Second bitcoin futures debut could lure volume to wild market
Bitcoin investors expect futures volumes to perk up when CME Group Inc, the world's largest derivatives exchange operator, launches its own contract to wager on the cryptocurrency on Sunday.
The second US bitcoin futures launch is seen as another step towards big institutional investors warming up to a volatile asset that had until recently been accessible only via largely unregulated markets.
Like the futures contract launched last week by rival Cboe Global Markets, CME's will be cash settled. But it will be priced off an index of data from several cryptocurrency exchanges, instead of just one.

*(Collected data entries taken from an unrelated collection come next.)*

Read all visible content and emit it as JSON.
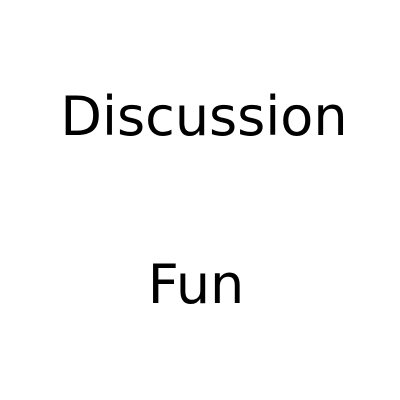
{
  "words": {
    "top": "Discussion",
    "bottom": "Fun"
  }
}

“The CME contract is based on a broader array of exchanges,” said Matt Osborne, chief investment officer of Altegris, a $2.5 billion alternative investments provider based in San Diego, California. “So there is a possibility that the CME contract may generate more interest and more volume.”The January CME contract will trade on.
Bitcoin has drawn attention for its eye-popping price gains, but it is also notoriously volatile. Bitcoin exchanges and digital currency wallets meanwhile have struggled with issues like outages, denial-of-service (DDoS) attacks and hacks.
Bitcoin hit another record high on Friday near $18,000 on the Luxembourg-based BitStamp platform, and has soared roughly 1,700 percent so far this year.
Chicago-based Cboe's bitcoin futures surged nearly 20 percent in their debut on Monday, and more than 4,000 contracts changed hands by the end of the 4:15 p.m. EDT settlement.
But the trading volume in the one-month contract, which expires in January, fell to just around 1,500 contracts the next day. By Friday, volume had stabilized at roughly more than 1,000 contracts.
In contrast, trading volume in the Cboe volatility index futures typically runs in the tens of thousands to more than 100,000 contracts, market participants said.
The decline in bitcoin futures volume had been expected, analysts said, given concerns about the cryptocurrency's underlying volatility.